The following article was written by a colleague and appeared in our local paper.
I post it with Jim's permission.
Sense of Place
by Jim Lucas
One form of transportation as well as exercise I enjoy is walking and bicycling. For the 22 years I have lived in this community it has helped me to have a better sense of place. A sense of place for me is knowing where the first patch of flowers that bloom in the Spring (south side of St. Mary's rectory two weeks ago), recording on a calendar the last snow of the year (last week, so far), the last ice floating through the locks (Memorial Day 1995), I record annually when the certain birds arrive and leave from my feeder and the last frost of the season.
This quirkiness is part of my training as a biologist. But over the years, it has given me a sense of place, a feeling of what to expect next and what I need to do next for this season. For many years I have kept these thoughts to myself, but I have learned many people also have a sense of place, but for different things.
A good friend has passed on where and when endangered native orchids bloom in our region. Some of the locations are secret and some are on secluded plots on public land. By my friend passing on these secret locations, I learned to identify other locations where these same plants seem to thrive. Understanding the sense of place for these plants has given me a better understanding of their niche and my responsibility to protect this place for future generations.

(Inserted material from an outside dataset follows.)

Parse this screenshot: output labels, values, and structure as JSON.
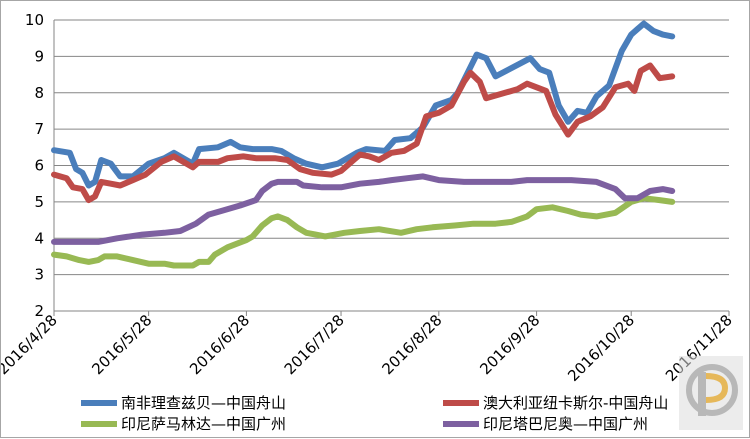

We live in an old home. It is a very comfortable place, but the mystery of the age of the house and its history always has intrigued me. We have the abstract that tells us who owned it before us. From what I learned, William Bell lived in this house (there is a W. B. etched in the glass on a bedroom window) and there were never any young children living in our home. It was not until we removed years of wall¬paper and we found "H. Carr papered this wall 10th June 1890" that I had a sense that real people built and lived in our home.
While digging in the garden years ago I found a clay marble. I still wonder who the child was who lost it. I also know that our property was built on a former wetland where the spoils of the power canal are the basis for my lawn. Dig more then four inches deep and you find basically stones and broken sandstone.
Understanding the history of my home has given me a better understanding of the place we occupy and that the floors must have been rather dirty until 1902 when Hewlett and Co. laid the sidewalk in the front of the house.
It has been a rather pleasant March and April. There has been a record high temperature set this past week but this last Thursday morning we found that the calendar will say Spring, but winter weather can reach out and grab us just about anytime in this area.
Plants are similar us, they thrive best in some places better then others. Plant biologist study these things and documented the best places for certain plants. I have learned that basil grows best in soils above 50 degrees Fahrenheit. My basil has failed for years and the main reason is because I need to fool the plants that this is Italy or Thailand and not Sault Ste Marie. I plan to put a cover over a raised gar¬den so it keeps it warm during our cool summer nights.
If you want to know about what grows in your region, go to the USDA website and consult the hardiness zone and you can choose what best grows in your region
From my experience, I have found the last full moon, around Memorial
Day, is when it is safe to plant seeds and plants outside of the possibility of frost. But with the possibility of global warming, that is another story for another day.
Jim Lucas is with the Chippewa County Office of Michigan State University Extension Service.